A centrifugal switch transfers the power from the start winding to the run winding.
These centrifugal switches are prone to 'arc' damage and carbon buildup.
When the motor is turned off, the 'break' contacts must close to allow current to flow through the start winding. 
If the 'make' contact is still closed to the 'run' winding it will cause the over current protection to function.
Repair of these can be tricky, as the contact 'gap' is set using a 'feeler' guage.
If you have good mechanical skills, and the necessary tools, you may be able to repair it yourself!


----------



## drewhart (Jul 13, 2008)

man that sounds tricky. so basically i need a new centrifigal switch, and when installing it, it needs to be placed in the right in the right position (gap)?? where is the centrifigal switch? and where can i get a feeler gauge? i bought this compressor for $25 and i have another one (emglo twin tank) that works good, so i am willing to experiment.


----------



## Wildie (Jul 23, 2008)

drewhart said:


> man that sounds tricky. so basically i need a new centrifigal switch, and when installing it, it needs to be placed in the right in the right position (gap)?? where is the centrifigal switch? and where can i get a feeler gauge? i bought this compressor for $25 and i have another one (emglo twin tank) that works good, so i am willing to experiment.

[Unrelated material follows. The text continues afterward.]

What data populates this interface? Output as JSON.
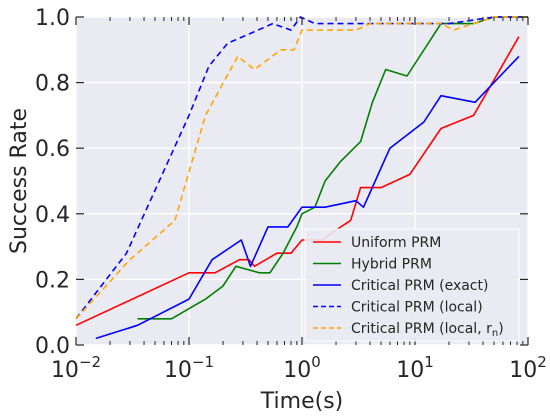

 Part of the switch is located on the motor shaft, and has a spring activated collar. When the motor is up to speed, the collar moves toward the contact armiture.
The contacts are mounted on the end 'bell' on an insulated card. This card has terminals to accommodate the power wires and terminals for the winding connections.
Sometimes the contacts can be cleaned with a metal finger nail file. Then the contact mounting can be 'bent' to allow for the missing contact surface, that was filed off.
Motor shops don't usually bother with trying to repair the switch. The usually replace with a new one!


----------



## drewhart (Jul 13, 2008)

do you have a link to any diagrams or pictures of this engine?


----------



## Wildie (Jul 23, 2008)

drewhart said:


> do you have a link to any diagrams or pictures of this engine?


 i made a Google search, with limited results. I did come across this site 

http://www.leeson.com/servicesupport/troubleshooting.htm
 
It may be of some assistance!


----------